Eduardo raised an eyebrow. "The door hasn't moved," he pointed out. "I think you know the way."

Mark leaned back in and kissed him again, somewhat more deeply than was conducive to a speedy exit.

"No, I really have to go," he said, pulling away again.

"I'm honestly not even trying to stop you," Eduardo said. "Cross my heart."

Mark leaned back in again for another kiss.

"I really--" he started to say, right up against Eduardo's lips.

"--have to go, I heard," Eduardo said.

"Dustin needs me to approve the--" Mark said and kissed Eduardo, interrupting himself, "--plans for the--" another kiss, another pause "--new tachyon--" another kiss, another pause "--ring."

"No, hang on, what's a tachyon ring?" Eduardo asked, pulling back far enough to get a decent answer.

"I didn't say that," Mark said, frowning. "Did I say that? That's not a thing."

"You definitely said that," said Eduardo.

"Stop confusing me," Mark said, pressing kisses into Eduardo's neck since Eduardo insisted on keeping his mouth occupied.

"I'm not--seriously, though, what's a tachyon ring?"

Mark sighed. "It's not a--I misspoke. It's not even--Dustin is helping me find a ring. To ask you. You know."

Eduardo really didn't know.

"A ring. You know." Mark started to blush and tried to mask it with frustration. "To pick a--so I can ask you--you're really making me say the whole damn thing, aren't you? You're going to make me say all the words in a row right now."

Eduardo grinned. "If you're not old enough to say it, you're not old enough to do it."

"Dustin is helping me find a ring so I can ask you to. You know. Marry. me," Mark said. He began with the irritated slow tones of someone who has to explain something very, very simple to someone even simpler but ended unable to make eye contact.

Eduardo made a hmmm sound.
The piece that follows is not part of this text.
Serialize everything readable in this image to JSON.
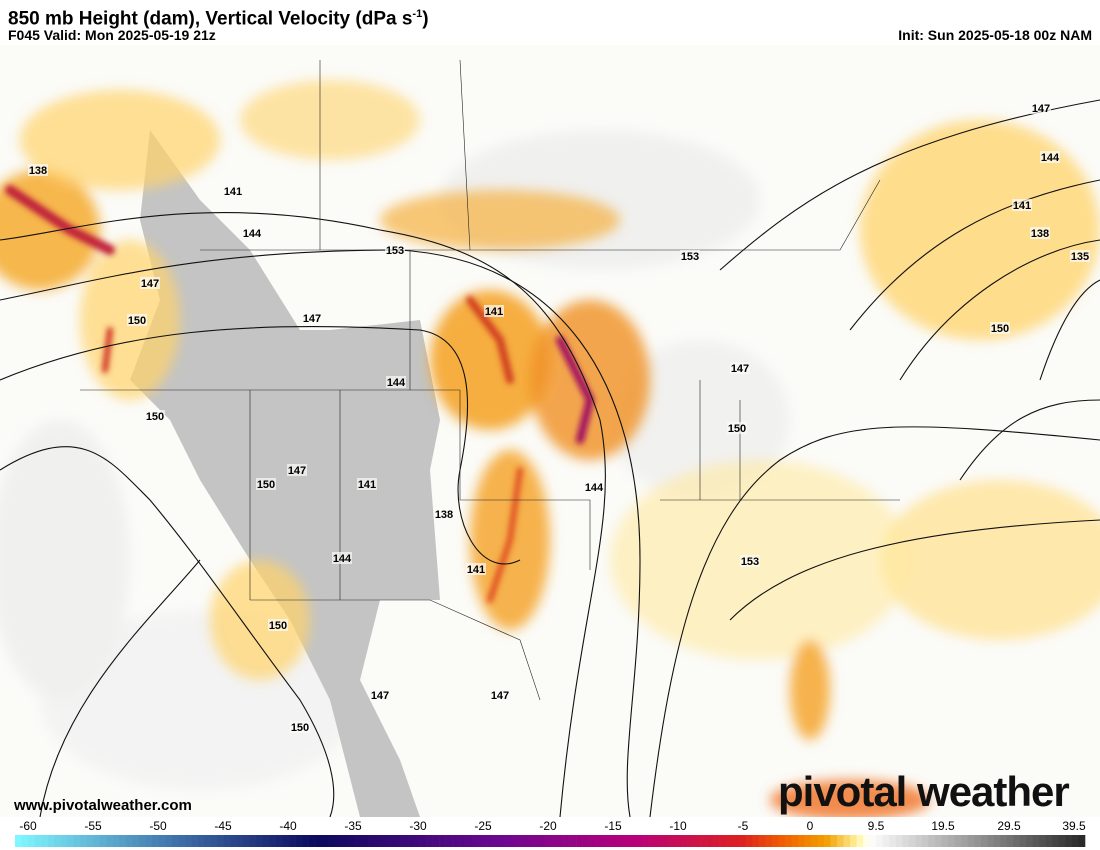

It was very non-committal.

"Would that be something...you'd be...interested in?" Mark finally asked.

"Are you asking me whether shopping with you and Dustin is my idea of fun times for an afternoon's excursion? Because, no. No, it really isn't. I have never met such indecisive men besides you two," Eduardo said, chatting easily.

"Not that part. The other part. The...marrying part." Mark moved the collar of Eduardo's shirt, avoiding making eye contact. "The marrying me part."

Eduardo grinned and kissed Mark again, one of a thousand thousand kisses he had to offer.

"It sounds like a bit of a risk," he said.

"A calculated risk," Mark pointed out.

"Yeah," Eduardo agreed. "It is. Yeah."